I am trying to switch things up since I am new and trying to find what I like to shoot and gives me the best combo of speed and accuracy. I currently shoot on single shot pre made 15mmx22mm .7mm thick bands for 3/8 steel. What would be a comparable setup with their .5mm latex? Is this a good thickness for 3/8 steel or should I continue with the .7mm latex. I have some bulk .7 and .5 I am going to cut but wondering if anyone uses .5 for 3/8 steel.


----------



## cromag (Jan 17, 2021)

What is your draw length? I'm a new shooter as well but that combo would probably be giving me some hand slap.
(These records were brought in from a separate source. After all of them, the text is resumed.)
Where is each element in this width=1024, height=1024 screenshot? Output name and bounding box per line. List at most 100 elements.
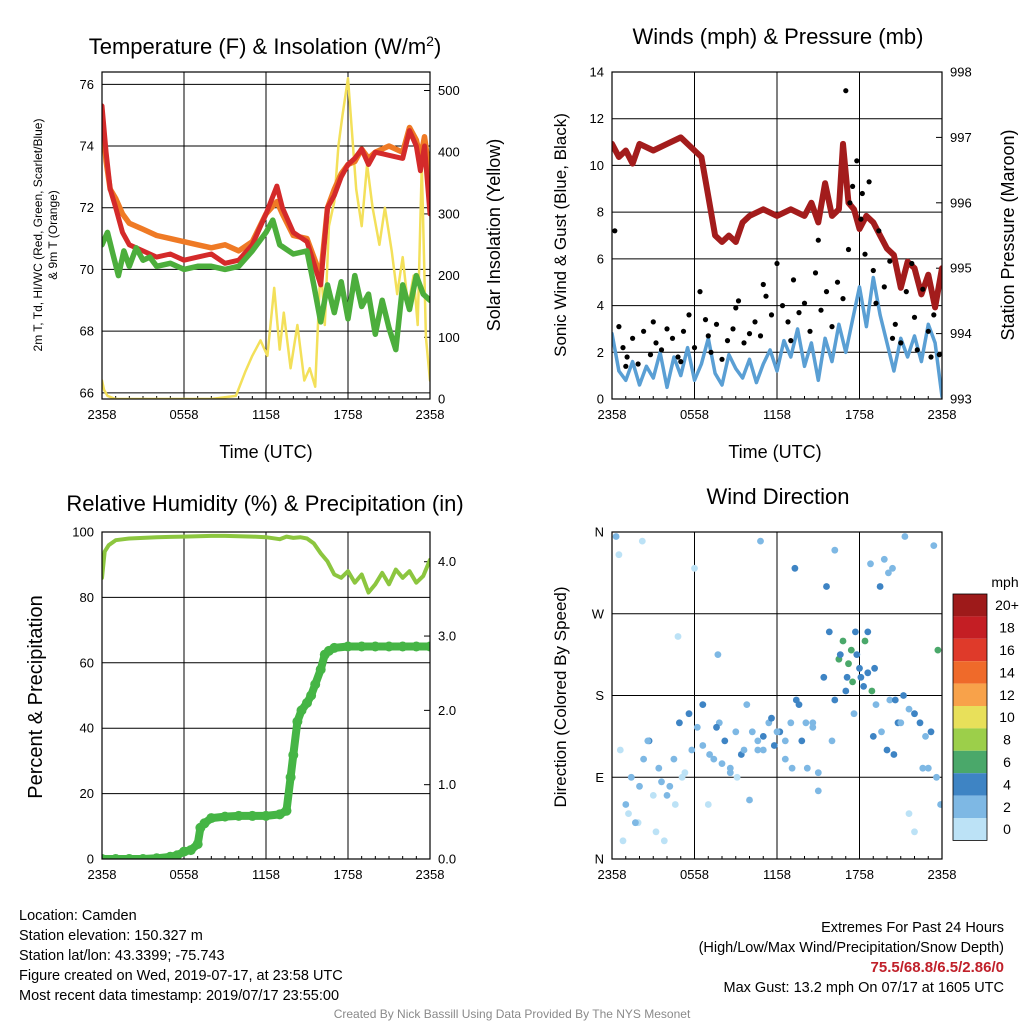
- temp-y-tick-label: 74: [80, 139, 94, 154]
- legend-swatch: [953, 683, 987, 706]
- station-info: Location: Camden Station elevation: 150.…: [19, 906, 343, 1006]
- gust-point: [818, 307, 824, 313]
- wind-direction-point: [788, 764, 796, 772]
- legend-swatch: [953, 728, 987, 751]
- wind-speed-legend: mph 20+ 18 16 14 12 10 8 6 4 2 0: [952, 574, 1019, 841]
- precip-point: [138, 854, 148, 859]
- legend-swatch: [953, 818, 987, 841]
- temp-y-tick-label: 66: [80, 385, 94, 400]
- wind-direction-point: [710, 755, 718, 763]
- wind-direction-point: [676, 719, 683, 727]
- wind-direction-point: [688, 746, 696, 754]
- gust-point: [616, 324, 622, 330]
- wind-direction-point: [743, 701, 751, 708]
- wind-direction-point: [915, 0, 922, 3]
- gust-point: [925, 328, 931, 334]
- gust-point: [735, 298, 742, 304]
- gust-point: [903, 289, 909, 295]
- precip-point: [151, 853, 162, 859]
- temp-right-axis-label: Solar Insolation (Yellow): [484, 139, 504, 331]
- wind-direction-point: [905, 810, 913, 817]
- gust-point: [909, 260, 915, 267]
- legend-swatch: [953, 638, 987, 662]
- wind-direction-point: [658, 778, 665, 786]
- rh-x-tick-label: 2358: [88, 867, 117, 882]
- gust-point: [650, 319, 656, 325]
- gust-point: [887, 258, 893, 264]
- wind-direction-point: [880, 555, 888, 563]
- rh-panel-title: Relative Humidity (%) & Precipitation (i…: [66, 491, 463, 516]
- max-gust: Max Gust: 13.2 mph On 07/17 at 1605 UTC: [723, 980, 1004, 996]
- wind-direction-point: [872, 701, 880, 708]
- wdir-x-tick-label: 2358: [928, 867, 957, 882]
- gust-point: [847, 200, 853, 206]
- extremes-title: Extremes For Past 24 Hours: [821, 920, 1004, 936]
- pressure-right-y-tick-label: 993: [950, 392, 972, 407]
- gust-point: [768, 312, 775, 318]
- gust-point: [635, 361, 641, 367]
- wdir-y-tick-label: E: [595, 770, 604, 785]
- wind-direction-point: [693, 723, 701, 731]
- gust-point: [840, 296, 846, 302]
- wind-direction-point: [814, 787, 822, 795]
- rh-x-tick-label: 1758: [334, 867, 363, 882]
- precip-point: [192, 839, 203, 850]
- precip-point: [199, 818, 210, 829]
- wind-direction-point: [746, 796, 753, 804]
- wind-direction-point: [622, 801, 630, 808]
- wdir-y-tick-label: W: [592, 606, 605, 621]
- wind-direction-point: [934, 646, 942, 654]
- station-elevation: Station elevation: 150.327 m: [19, 928, 203, 944]
- precip-point: [329, 642, 340, 653]
- wind-direction-point: [636, 782, 643, 790]
- wind-direction-point: [852, 628, 859, 636]
- wind-panel-title: Winds (mph) & Pressure (mb): [633, 24, 924, 49]
- wind-direction-point: [843, 673, 851, 681]
- rh-y-tick-label: 100: [72, 525, 94, 540]
- wind-direction-point: [699, 701, 707, 708]
- gust-point: [664, 326, 670, 332]
- temp-panel-title: Temperature (F) & Insolation (W/m2): [89, 33, 442, 59]
- solar-right-y-tick-label: 500: [438, 83, 460, 98]
- wind-direction-point: [823, 583, 830, 590]
- precip-right-y-tick-label: 1.0: [438, 777, 456, 792]
- wind-direction-point: [867, 560, 874, 568]
- wind-direction-point: [933, 773, 940, 781]
- precip-point: [296, 705, 307, 716]
- wind-y-axis-label: Sonic Wind & Gust (Blue, Black): [551, 113, 570, 357]
- wind-direction-point: [732, 728, 740, 736]
- wind-direction-point: [773, 728, 781, 736]
- precip-point: [220, 811, 230, 822]
- temp-y-tick-label: 72: [80, 200, 94, 215]
- precip-point: [397, 641, 408, 652]
- temp-series-line: [102, 103, 430, 288]
- legend-swatch: [953, 773, 987, 796]
- wind-direction-point: [883, 746, 891, 754]
- temp-x-tick-label: 2358: [416, 407, 445, 422]
- precip-point: [281, 805, 292, 816]
- humidity-precip-panel: Relative Humidity (%) & Precipitation (i…: [25, 491, 464, 882]
- rh-y-tick-label: 40: [80, 721, 94, 736]
- wind-direction-point: [678, 773, 686, 781]
- gust-point: [624, 354, 630, 360]
- wind-direction-point: [759, 733, 767, 740]
- legend-label: 10: [999, 709, 1015, 725]
- gust-point: [801, 300, 808, 306]
- wind-direction-point: [831, 696, 839, 704]
- gust-point: [785, 319, 791, 325]
- precip-point: [233, 810, 244, 821]
- extremes-subtitle: (High/Low/Max Wind/Precipitation/Snow De…: [698, 940, 1004, 956]
- wind-direction-point: [897, 719, 905, 727]
- temp-y-axis-label-line1: 2m T, Td, HI/WC (Red, Green, Scarlet/Blu…: [31, 119, 45, 352]
- wind-direction-point: [850, 710, 858, 718]
- gust-point: [870, 267, 876, 274]
- temp-x-tick-label: 1758: [334, 407, 363, 422]
- precip-point: [302, 697, 312, 708]
- temp-x-tick-label: 1158: [252, 407, 280, 422]
- wind-y-tick-label: 2: [597, 345, 604, 360]
- wind-direction-point: [828, 737, 836, 745]
- wind-direction-point: [721, 737, 729, 745]
- temp-x-tick-label: 2358: [88, 407, 117, 422]
- extremes-values: 75.5/68.8/6.5/2.86/0: [870, 959, 1004, 976]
I do pretty close to those dimensions with .6 and it works pretty well but also will depend on the material.


----------



## Harry Knuckles (Sep 28, 2020)

3/8 steel on .5 SSB is my favorite setup. I shoot a long draw, 65" with a 3/4" - 5/8" taper, a short draw will have considerably different results.


----------



## Nam11 (Mar 5, 2021)

My draw currently is 29” don’t think I will be trying a longer draw anytime soon. I figure get a good setup and then when I get a lot better try some longer draws. I was getting some hand slap with the original simple shot setup, but seems as the bands wore in a little that went away.


----------



## DragonEyeShooter1 (May 14, 2020)

If you're using .5 try a 3/4"-1/2" taper, i use BSB.55 and that set up works well for target shooting 3/8"steel


----------



## Palmettoflyer (Nov 15, 2019)

I’m a 29” too. BSB (Burning Skull Brand) .5mm cut 15-20 mm taper, 5.5 inch active length is a sweet setup for both 5/16 and 3/8 ammo. BSB is a little more stretchy than others and you have to shorten your normal length about a 1/2 inch.


----------



## Nam11 (Mar 5, 2021)

Thanks. I will try this.


----------



## StringSlap (Mar 2, 2019)

Palmettoflyer said:


> I'm a 29" too. BSB (Burning Skull Brand) .5mm cut 15-20 mm taper, 5.5 inch active length is a sweet setup for both 5/16 and 3/8 ammo. BSB is a little more stretchy than others and you have to shorten your normal length about a 1/2 inch.


Same with .55 100% Slingshot.


----------